I don't want to wear a skirt in the future so it's ok.
I never felt there is anything wrong with the lofty goals. That's what humanity is about. We at least want to be better even if we can't work it out yet. The idea of that kind of future it appealing to many people, it's a good start.

Darkness and long stories will win the day in Trek, especially considering what's going on right now in the world.
There is always something dark going on in the world. It's just more in our face 24/7 now. But it's nothing new. That's why we need Star Trek more than every to get us through the darkness. And Star Trek did have a WWIII so I think we aren't doing so bad compared to Trek's history.
 
Well said, TheGoodStuff.
I agree that it's a very deep - almost archetypal - level Star Trek resonates with us on.
The 'vision' is simply that of positive human progress based on hard work and a commitment to betterment. What could be more realistic?
 
I wonder if that is why they decided to have Zefram Cochrane utter nearly the same line in First Contact? A nod to dismissing ill-placed romantic notions of people, maybe? He said that dollar signs was his vision.
Berman, Braga, and Moore have denied drawing inspiration from Roddenberry in regards to how Cochrane was depicted in FC. Still hard to overlook the similarities, though.
 
It's interesting, but it's a very lofty goal and paved with wishful thinking. I liked TOS (favorite show) and TNG for what it brought to the table, but ultimately their vision of the future (though not perfect, like in the other thread I made, I discovered) is not going to happen.
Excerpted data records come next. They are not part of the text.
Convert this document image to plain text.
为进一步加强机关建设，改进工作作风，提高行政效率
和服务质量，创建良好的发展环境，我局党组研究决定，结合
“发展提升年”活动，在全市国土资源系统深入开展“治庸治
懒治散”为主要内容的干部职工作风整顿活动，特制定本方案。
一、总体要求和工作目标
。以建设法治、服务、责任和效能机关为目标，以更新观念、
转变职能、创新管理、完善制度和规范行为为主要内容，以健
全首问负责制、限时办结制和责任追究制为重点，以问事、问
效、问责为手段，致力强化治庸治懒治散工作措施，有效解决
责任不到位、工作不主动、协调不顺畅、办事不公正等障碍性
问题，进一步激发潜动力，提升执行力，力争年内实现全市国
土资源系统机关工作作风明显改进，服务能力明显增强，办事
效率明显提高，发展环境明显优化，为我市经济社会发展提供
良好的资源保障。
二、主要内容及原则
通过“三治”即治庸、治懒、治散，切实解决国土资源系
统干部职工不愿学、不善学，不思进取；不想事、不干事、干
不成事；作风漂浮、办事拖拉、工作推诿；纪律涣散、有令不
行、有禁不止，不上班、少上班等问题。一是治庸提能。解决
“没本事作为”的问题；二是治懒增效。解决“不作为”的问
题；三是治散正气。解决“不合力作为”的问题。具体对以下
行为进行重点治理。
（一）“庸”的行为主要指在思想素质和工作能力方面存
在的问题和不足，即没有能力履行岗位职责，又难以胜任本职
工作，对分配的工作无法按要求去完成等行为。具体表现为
Darkness and long stories will win the day in Trek, especially considering what's going on right now in the world.

You could argue this is the most prosperous, peaceful, least despotic, most technologically advanced time in the history of civilization, and you'd be right. That doesn't stop bad things from happening, but it's also true.

I don't think we'll get to a post scarcity, peaceful humanity the way Gene saw it, (for one thing, biotech, technology and computers will be far more central to it) but there is a very good chance some form of Gene's vision will come to life.

I diverge further from Gene's vision the further we get into the future...eventually we will meld with machines (most likely out of necessity) and this technological version of mankind will be our evolutionary legacy.

I would also suggest that possibly 80% of the technology we've seen in Star Trek--at least in the UFP--will be available before 2050, not the 23rd century or 24th.
 
In TOS there is no "Gene's Vision" other than humanity becoming a united race, which could happen. It isn't likely, but it could. It's the utopian enlightenment stuff that humanity becomes in the 24th century which isn't really all that realistic.

I think a lot of people, especially in the '60s, would say the former was pretty utopian.
 
I think a lot of people, especially in the '60s, would say the former was pretty utopian.
There's a difference between "humanity becomes united" and "humanity espouses philosophies about enlightenment and proselytizes to aliens about the human condition as a matter of course."